In all other cases, online filing will therefore become mandatory and, as a reminder, the authorities take a very strict approach when assessing the information provided. They may challenge this information and deem it insufficient to grant the exemption. This is the situation that the Grasse Judicial Court had to rule on on 19 December 2025 [6]. A Danish company, which owned a villa in Cannes, diligently submitted its Form 2746 every year. The tax authorities requested further information, which they deemed unsatisfactory. Consequently, they refused the 3% tax exemption and issued a proposed adjustment for an amount of €409,536. The company challenged this adjustment before the Court, which ruled in its favour. However, this was solely on the basis of a procedural error: the registered letter containing the proposed adjustment had been sent not to the Danish company, but to its partners residing in Switzerland. The Court therefore did not rule on the merits of the case, that is to say, on the question of whether the responses provided were sufficient to qualify for the exemption.

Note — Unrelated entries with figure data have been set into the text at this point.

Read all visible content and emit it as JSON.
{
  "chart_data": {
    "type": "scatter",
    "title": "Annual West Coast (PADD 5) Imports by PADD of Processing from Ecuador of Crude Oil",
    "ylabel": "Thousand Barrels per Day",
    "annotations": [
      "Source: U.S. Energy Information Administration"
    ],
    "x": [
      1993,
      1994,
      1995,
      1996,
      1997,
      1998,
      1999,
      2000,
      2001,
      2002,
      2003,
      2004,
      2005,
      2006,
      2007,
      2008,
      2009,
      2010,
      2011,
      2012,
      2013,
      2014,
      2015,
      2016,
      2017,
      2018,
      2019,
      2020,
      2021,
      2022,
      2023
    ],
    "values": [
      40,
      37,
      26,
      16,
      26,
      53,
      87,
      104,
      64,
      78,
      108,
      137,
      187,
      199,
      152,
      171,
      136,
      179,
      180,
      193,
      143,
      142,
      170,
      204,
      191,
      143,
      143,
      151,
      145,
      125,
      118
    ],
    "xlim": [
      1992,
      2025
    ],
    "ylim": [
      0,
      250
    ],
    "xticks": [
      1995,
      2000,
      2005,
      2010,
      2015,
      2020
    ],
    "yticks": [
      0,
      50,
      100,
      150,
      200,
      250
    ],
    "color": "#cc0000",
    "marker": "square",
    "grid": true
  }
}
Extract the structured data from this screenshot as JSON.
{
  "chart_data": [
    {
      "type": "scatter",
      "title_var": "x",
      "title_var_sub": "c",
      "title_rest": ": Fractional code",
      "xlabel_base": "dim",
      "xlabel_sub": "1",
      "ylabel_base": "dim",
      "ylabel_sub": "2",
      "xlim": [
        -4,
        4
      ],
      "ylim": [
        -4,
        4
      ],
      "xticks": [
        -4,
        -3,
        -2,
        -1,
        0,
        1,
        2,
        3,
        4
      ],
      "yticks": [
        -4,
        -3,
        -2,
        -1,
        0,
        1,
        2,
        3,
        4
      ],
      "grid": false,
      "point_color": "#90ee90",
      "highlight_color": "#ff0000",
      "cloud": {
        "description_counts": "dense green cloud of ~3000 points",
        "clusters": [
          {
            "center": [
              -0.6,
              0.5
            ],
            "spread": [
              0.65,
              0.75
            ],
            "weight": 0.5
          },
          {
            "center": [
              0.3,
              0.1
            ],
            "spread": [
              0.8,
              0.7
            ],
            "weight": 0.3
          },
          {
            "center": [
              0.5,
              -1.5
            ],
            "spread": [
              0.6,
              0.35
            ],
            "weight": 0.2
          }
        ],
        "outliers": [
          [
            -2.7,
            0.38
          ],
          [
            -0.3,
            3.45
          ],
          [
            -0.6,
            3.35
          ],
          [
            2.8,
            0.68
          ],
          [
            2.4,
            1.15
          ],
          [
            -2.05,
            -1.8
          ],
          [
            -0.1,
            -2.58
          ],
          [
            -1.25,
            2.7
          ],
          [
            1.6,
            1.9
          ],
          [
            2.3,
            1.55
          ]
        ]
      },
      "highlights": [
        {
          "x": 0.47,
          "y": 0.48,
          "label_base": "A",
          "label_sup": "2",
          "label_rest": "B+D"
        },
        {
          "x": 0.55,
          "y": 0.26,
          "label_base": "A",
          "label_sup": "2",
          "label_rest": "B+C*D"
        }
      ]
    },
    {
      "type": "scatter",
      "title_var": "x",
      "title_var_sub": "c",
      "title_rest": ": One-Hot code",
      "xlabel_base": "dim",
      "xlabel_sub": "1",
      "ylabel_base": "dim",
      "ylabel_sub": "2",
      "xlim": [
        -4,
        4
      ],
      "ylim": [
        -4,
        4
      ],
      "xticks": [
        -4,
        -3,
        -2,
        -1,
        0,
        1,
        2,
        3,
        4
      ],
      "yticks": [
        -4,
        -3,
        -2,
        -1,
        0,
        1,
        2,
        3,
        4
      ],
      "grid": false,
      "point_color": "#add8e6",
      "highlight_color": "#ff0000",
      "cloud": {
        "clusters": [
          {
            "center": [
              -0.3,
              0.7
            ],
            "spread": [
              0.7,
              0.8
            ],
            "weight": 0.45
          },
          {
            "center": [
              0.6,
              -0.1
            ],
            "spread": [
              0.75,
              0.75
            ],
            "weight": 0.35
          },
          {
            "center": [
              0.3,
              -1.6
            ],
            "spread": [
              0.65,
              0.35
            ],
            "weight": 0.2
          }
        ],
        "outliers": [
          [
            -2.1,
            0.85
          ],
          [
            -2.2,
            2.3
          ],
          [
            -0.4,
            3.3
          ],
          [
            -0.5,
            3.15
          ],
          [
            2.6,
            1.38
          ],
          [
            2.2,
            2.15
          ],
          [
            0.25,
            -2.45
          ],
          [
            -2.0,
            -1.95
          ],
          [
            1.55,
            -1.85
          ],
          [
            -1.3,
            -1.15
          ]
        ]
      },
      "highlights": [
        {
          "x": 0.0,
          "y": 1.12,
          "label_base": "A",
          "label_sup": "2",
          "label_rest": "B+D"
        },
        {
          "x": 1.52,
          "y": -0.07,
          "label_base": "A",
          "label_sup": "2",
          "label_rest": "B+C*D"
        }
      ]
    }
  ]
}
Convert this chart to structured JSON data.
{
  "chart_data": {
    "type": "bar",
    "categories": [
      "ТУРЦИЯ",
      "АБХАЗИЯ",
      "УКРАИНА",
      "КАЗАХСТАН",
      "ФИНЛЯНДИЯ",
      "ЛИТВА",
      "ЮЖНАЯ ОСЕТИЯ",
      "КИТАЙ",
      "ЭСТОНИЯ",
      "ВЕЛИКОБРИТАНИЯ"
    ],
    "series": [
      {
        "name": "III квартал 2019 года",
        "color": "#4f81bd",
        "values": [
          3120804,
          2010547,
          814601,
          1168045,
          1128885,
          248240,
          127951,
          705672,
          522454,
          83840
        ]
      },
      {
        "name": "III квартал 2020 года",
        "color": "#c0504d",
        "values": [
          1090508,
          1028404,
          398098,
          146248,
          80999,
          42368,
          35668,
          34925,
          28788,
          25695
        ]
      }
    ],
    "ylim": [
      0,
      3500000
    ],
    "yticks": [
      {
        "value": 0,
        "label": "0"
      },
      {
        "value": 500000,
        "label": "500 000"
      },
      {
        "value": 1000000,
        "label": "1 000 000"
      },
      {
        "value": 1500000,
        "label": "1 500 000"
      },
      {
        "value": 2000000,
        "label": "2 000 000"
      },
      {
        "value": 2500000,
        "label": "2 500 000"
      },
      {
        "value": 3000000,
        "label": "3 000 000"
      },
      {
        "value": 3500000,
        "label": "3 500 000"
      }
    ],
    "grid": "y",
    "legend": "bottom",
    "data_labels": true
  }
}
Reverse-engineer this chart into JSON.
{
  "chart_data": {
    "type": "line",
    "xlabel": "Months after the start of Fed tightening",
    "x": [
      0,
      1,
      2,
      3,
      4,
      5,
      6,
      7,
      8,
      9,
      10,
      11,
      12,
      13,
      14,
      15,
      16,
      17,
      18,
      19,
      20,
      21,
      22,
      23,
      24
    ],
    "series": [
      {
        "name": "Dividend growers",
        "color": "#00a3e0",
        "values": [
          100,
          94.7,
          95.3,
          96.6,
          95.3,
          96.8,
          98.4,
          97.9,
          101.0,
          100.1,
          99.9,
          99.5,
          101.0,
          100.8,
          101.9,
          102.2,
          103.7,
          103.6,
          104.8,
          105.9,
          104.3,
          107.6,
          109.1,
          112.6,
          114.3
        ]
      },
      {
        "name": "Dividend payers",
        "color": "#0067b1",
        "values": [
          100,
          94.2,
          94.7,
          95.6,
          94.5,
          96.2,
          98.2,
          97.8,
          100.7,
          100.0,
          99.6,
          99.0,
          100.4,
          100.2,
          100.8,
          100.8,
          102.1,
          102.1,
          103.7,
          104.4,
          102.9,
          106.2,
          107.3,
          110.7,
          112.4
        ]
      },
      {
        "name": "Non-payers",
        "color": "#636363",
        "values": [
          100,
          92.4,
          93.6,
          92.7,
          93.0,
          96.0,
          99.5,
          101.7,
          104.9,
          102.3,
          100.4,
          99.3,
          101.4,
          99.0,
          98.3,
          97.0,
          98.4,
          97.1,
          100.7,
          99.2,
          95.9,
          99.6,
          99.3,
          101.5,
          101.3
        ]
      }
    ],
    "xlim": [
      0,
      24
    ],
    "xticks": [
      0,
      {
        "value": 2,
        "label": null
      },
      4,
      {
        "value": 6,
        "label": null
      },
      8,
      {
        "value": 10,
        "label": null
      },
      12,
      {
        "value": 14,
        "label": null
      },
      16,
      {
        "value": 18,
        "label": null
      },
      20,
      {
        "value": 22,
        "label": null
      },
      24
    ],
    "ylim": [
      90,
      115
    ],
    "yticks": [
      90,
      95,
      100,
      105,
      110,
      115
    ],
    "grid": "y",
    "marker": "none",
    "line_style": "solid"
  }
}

It should therefore be noted that the submission of Form 2746 does not guarantee entitlement to the 3% tax exemption. The Court also points out that such submission is merely ‘likely’ to result in the exemption. In practice, it is essential to check the consistency and completeness of the information declared each year, in order to ensure that the exemption is upheld in the event of an audit.
In fact, incorrect or incomplete declarations are no longer eligible for the rectification period following a ministerial response dated 13 December 2023 [7]. Whereas the Court of Cassation ruled in a landmark judgment of 31 January 2006 (Bull. IV, No. 20) that the leniency measure provided for in the Ministerial Reply of 13 March 2000 is intended solely to regularise the situation of taxpayers who failed to submit Form No. 2746 due to a good-faith misunderstanding of the reporting obligation set out in subparagraphs (d) and (e) of paragraph 3 of Article 990 E of the General Tax Code. This leniency may be applied only once.
It may come as a surprise, but failing to file a return is therefore sometimes more advantageous than filing an incorrect one. This results in a paradoxical situation where companies whose good faith is not in question but which have submitted incomplete or incorrect returns must pay the 3% tax, whilst companies that have never filed a return can regularise their position once, free of tax.
This is a little-known tax that should not be overlooked, as the tax authorities all too often take an overly strict approach to reporting errors, demanding payment of the 3% tax on the entire value of a taxpayer’s property portfolio as soon as an omission, or inaccuracy is detected in the submitted declarations, leaving the taxpayer exposed to a degree of subjectivity regarding the concept of inaccuracy.
Given the significant amount involved (3% per annum of the property’s gross value), it is essential for companies that own one or more properties in France to have a tax audit carried out and to ensure that form no. 2746-SD is submitted correctly by 15 May each year.
*Me Philippe Laurens is a member of the Luxembourg and Montpellier Bar; Nexus Conseils and Nexus Luxembourg
[1] Section 990 D of the General Tax Code.
[2] In order to be definitively adopted, the bill must now go before the Joint Committee and then the Constitutional Council.
[3] This requires prior registration with the French authorities in order to obtain a SIREN number.
[4] New Article 990 F of the General Tax Code.
[5] BOI-PAT-TPC, no. 370.
[6] Grasse Regional Court, 19 December 2025, Case No. 25/00176.
[7] Ministerial reply of 13 December 2022, Ms Alexandra Masson.